Lagrangian model for passive scalar gradients in turbulence

TL;DR

This paper develops a Lagrangian model for passive scalar gradients in turbulence, extending a recent Gaussian field closure approach, and improves its accuracy by incorporating trajectory history information, achieving good agreement with DNS data up to moderate Reynolds numbers.

Contribution

It introduces a novel Lagrangian scalar gradient model based on RDGF closure, enhanced with trajectory history data, for better turbulence scalar predictions.

Findings

Model accurately predicts scalar gradients and alignments with strain eigenvectors.

Incorporating trajectory history improves model accuracy significantly.

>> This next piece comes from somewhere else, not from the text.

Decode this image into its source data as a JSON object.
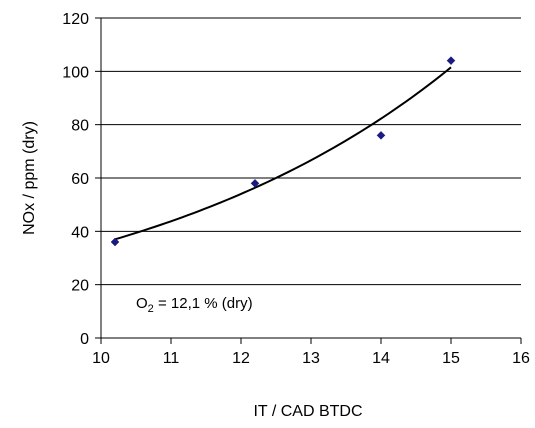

Model's validity extends up to Reynolds number approximately 500.

Abstract

The equation for the fluid velocity gradient along a Lagrangian trajectory immediately follows from the Navier-Stokes equation. However, such an equation involves two terms that cannot be determined from the velocity gradient along the chosen Lagrangian path: the pressure Hessian and the viscous Laplacian. A recent model handles these unclosed terms using a multi-level version of the recent deformation of Gaussian fields (RDGF) closure (Johnson \& Meneveau, Phys.~Rev.~Fluids, 2017). This model is in remarkable agreement with DNS data and works for arbitrary Taylor Reynolds numbers $\Rey_\lambda$. Inspired by this, we develop a Lagrangian model for passive scalar gradients in isotropic turbulence. The equation for passive scalar gradients also involves an unclosed term in the Lagrangian frame, namely the scalar gradient diffusion term, which we model using the RDGF approach. However, comparisons of the statistics obtained from this model with direct numerical simulation (DNS) data reveal substantial errors due to erroneously large fluctuations generated by the model. We address this defect by incorporating into the closure approximation information regarding the scalar gradient production along the local trajectory history of the particle. This modified model makes predictions for the scalar gradients, their production rates, and alignments with the strain-rate eigenvectors that are in very good agreement with DNS data. However, while the model yields valid predictions up to around $\Rey_\lambda\approx 500$, beyond this, the model breaks down.